Любое событие в солженицынском жизненном ряду обладало имманентным величием, трагедийностью, героической живописностью и, будучи перенесенным в текст, всего лишь формально узаконивало этот свой объективный статус, не слишком нуждаясь в подобной легитимации. Лимоновский биографический ряд был мелок, банален для каждого, кто знает об эмиграции не понаслышке. Но автор оказался осмотрителен, точен и мудр, как большая змея. Лимонов — чемпион по переводу типовой эмигрантской биографической заурядности в текст, исполненный поэтического вдохновения (прежде) или, на худой конец, занимательности (теперь). Он владеет редчайшим искусством трансформации бытового сора и пепла, гигантских стоячих мусорных куч банально пережитого — в динамичную словесность, да так, что мнится, будто автор параллельно литературе реализовал удивительно захватывающую, авантюрную и глубокую жизнь, и читателю хочется ему подражать, хочется бродить анархистом по тем же улицам великих столиц, пить то же вино, спать с теми же дамами, с теми же непотребными девками, алхимически пресуществляя этот проклятый опыт поэта в страницы какого-то небывалого дневника. Напрашивающаяся аналогия этой прозы с сочинениями Генри Миллера уже потому неудачна, что неминуема, а значит, обманчива, как всякая ассоциация по смежности. Различий тут гораздо больше, чем сходства, и чтобы эти различия выявить, понадобится отступление о Генри Миллере, открывающееся суждением общего плана.
Литература Нового Времени долго имела дело лишь с фигурами Идеального и Сознательного, которые одни определяли логику повествования. Миру материальной обыденности и бессознательного доступ в высокий разряд словесности был заказан — по причинам различного свойства. Эпоха Реализма, утвердив жанр романа в качестве важнейшего, мирообъемлющего и тотального, тем самым доподлинно открыла высокую Реальность вместе с властвующими в ней системами позитивистских зависимостей — социальной, экономической, биологической, отчасти и расовой. Такая реальность чаще всего выходила низкой и грубой, при этом ничуть не теряя высоты и величия, ибо в уродливом, трудовом, буржуазном, пролетарском, крестьянском, мещанском открывалось символическое и даже метафизическое измерение.
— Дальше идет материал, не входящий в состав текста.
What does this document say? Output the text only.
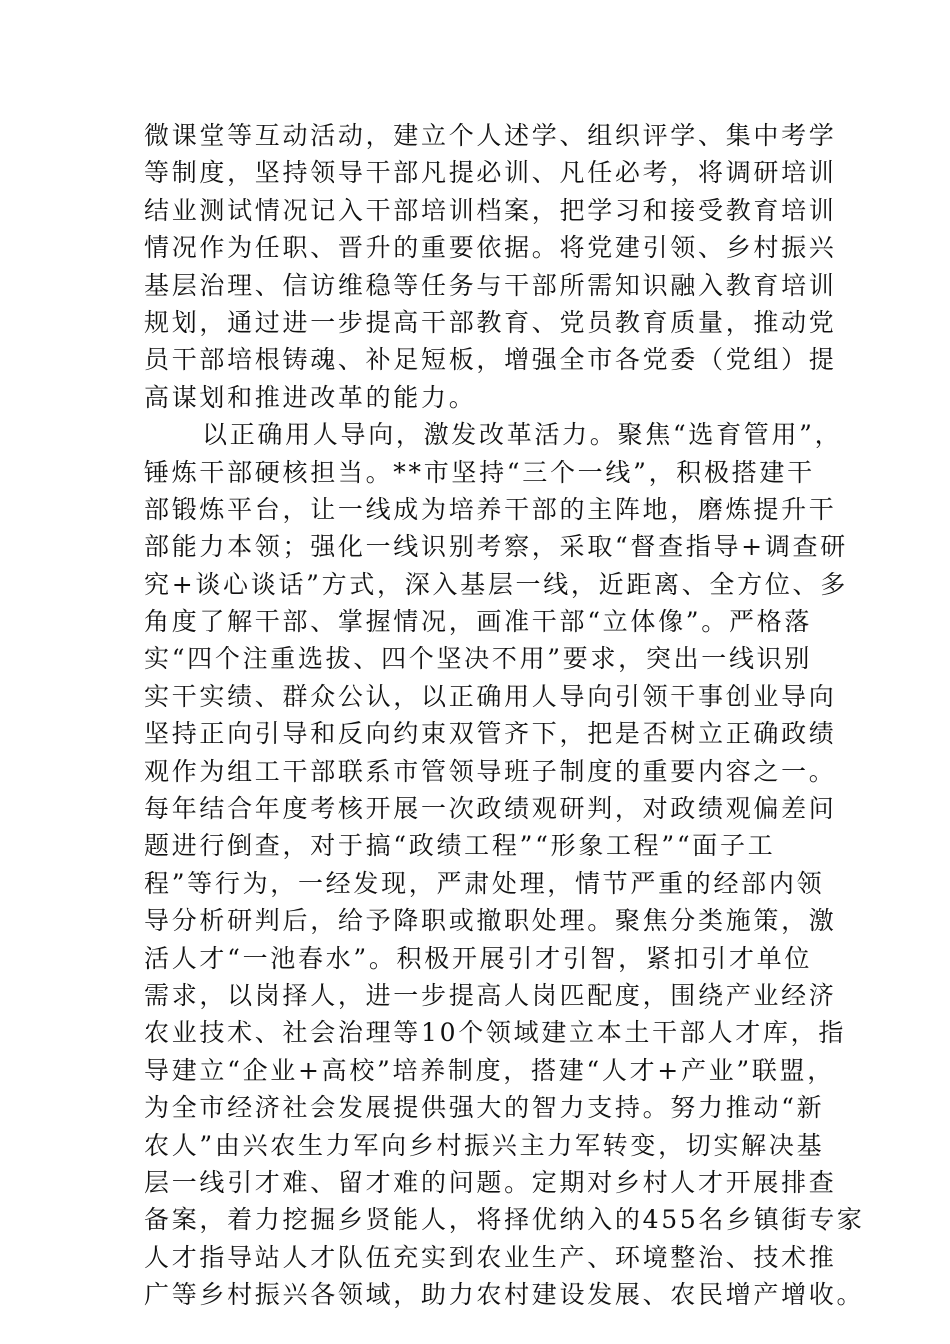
微课堂等互动活动，建立个人述学、组织评学、集中考学
等制度，坚持领导干部凡提必训、凡任必考，将调研培训
结业测试情况记入干部培训档案，把学习和接受教育培训
情况作为任职、晋升的重要依据。将党建引领、乡村振兴
基层治理、信访维稳等任务与干部所需知识融入教育培训
规划，通过进一步提高干部教育、党员教育质量，推动党
员干部培根铸魂、补足短板，增强全市各党委（党组）提
高谋划和推进改革的能力。
以正确用人导向，激发改革活力。聚焦“选育管用”，
锤炼干部硬核担当。**市坚持“三个一线”，积极搭建干
部锻炼平台，让一线成为培养干部的主阵地，磨炼提升干
部能力本领；强化一线识别考察，采取“督查指导+调查研
究+谈心谈话”方式，深入基层一线，近距离、全方位、多
角度了解干部、掌握情况，画准干部“立体像”。严格落
实“四个注重选拔、四个坚决不用”要求，突出一线识别
实干实绩、群众公认，以正确用人导向引领干事创业导向
坚持正向引导和反向约束双管齐下，把是否树立正确政绩
观作为组工干部联系市管领导班子制度的重要内容之一。
每年结合年度考核开展一次政绩观研判，对政绩观偏差问
题进行倒查，对于搞“政绩工程”“形象工程”“面子工
程”等行为，一经发现，严肃处理，情节严重的经部内领
导分析研判后，给予降职或撤职处理。聚焦分类施策，激
活人才“一池春水”。积极开展引才引智，紧扣引才单位
需求，以岗择人，进一步提高人岗匹配度，围绕产业经济
农业技术、社会治理等10个领域建立本土干部人才库，指
导建立“企业+高校”培养制度，搭建“人才+产业”联盟，
为全市经济社会发展提供强大的智力支持。努力推动“新
农人”由兴农生力军向乡村振兴主力军转变，切实解决基
层一线引才难、留才难的问题。定期对乡村人才开展排查
备案，着力挖掘乡贤能人，将择优纳入的455名乡镇街专家
人才指导站人才队伍充实到农业生产、环境整治、技术推
广等乡村振兴各领域，助力农村建设发展、农民增产增收。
Мир делился не столько по классовому, сколько по профессиональному признаку, и каждая область производства, потребления и желания, будь то промышленная, сельскохозяйственная, торговая или сексуальная экономика (фабрика, ферма, универсальный магазин, публичный дом), обладала отныне своей собственной мифологией, уходившей корнями в древнейший мифопоэтический фонд. «Нана — это Астарта!» — примерно так сказал Томас Манн, а Сергей Эйзенштейн разглядел в тропических зарослях новой вещественности Золя буржуазный оргиастический культ наподобие вагнеровского оперного синтеза (дамское счастье валькирий).
Идеальное, Материальное и Сознательное сплелись в неразрывную композицию, и недоставало четвертого элемента квартета — словесно оформленного Подсознания, — чтобы картина замкнулась в классически завершенную рамку. Этот элемент был привнесен Джойсом, который до предела укрупнил и первые три фигуры квартета, так что дело приняло как будто фатальный и окончательный оборот. Сознание здесь располагало подсознательным, и каждый материальный кирпичик повествования имел прокомментированный символический дубликат. С помощью такого клонирования достигалось небывалое дотоле сквозное единство текста, когда между валунами этой постройки, сложенной спецбригадой Полифемов, невозможно было просунуть и тоненькой пластинки «Жиллета». Однако, собрав воедино все четыре аллегорические фигуры, которые, как три волхва-дароносца, склонились над колыбелью его шедевра, Джойс не пожелал своей прозе всей полноты комбинаторных отношений между ними. Материя, плавающая в «Улиссе» по каналам внутренних монологов и в омутах преддремотной мемуарной эротики, не способна, как пролетариат в ранних работах Ленина, к выработке своего сознания и подсознания. Это неодушевленная и даже мертвая материя, натюр-морт. Ее назначение в романе хоть и символично, но инструментально. Генри Миллер, писатель более скромного дарования, совершил следующий шаг, отважиться на который ему помог не психоанализ, а новейшее визуальное искусство. Он одушевил материальную цивилизацию, распознав в ней сознание и то, что под ним.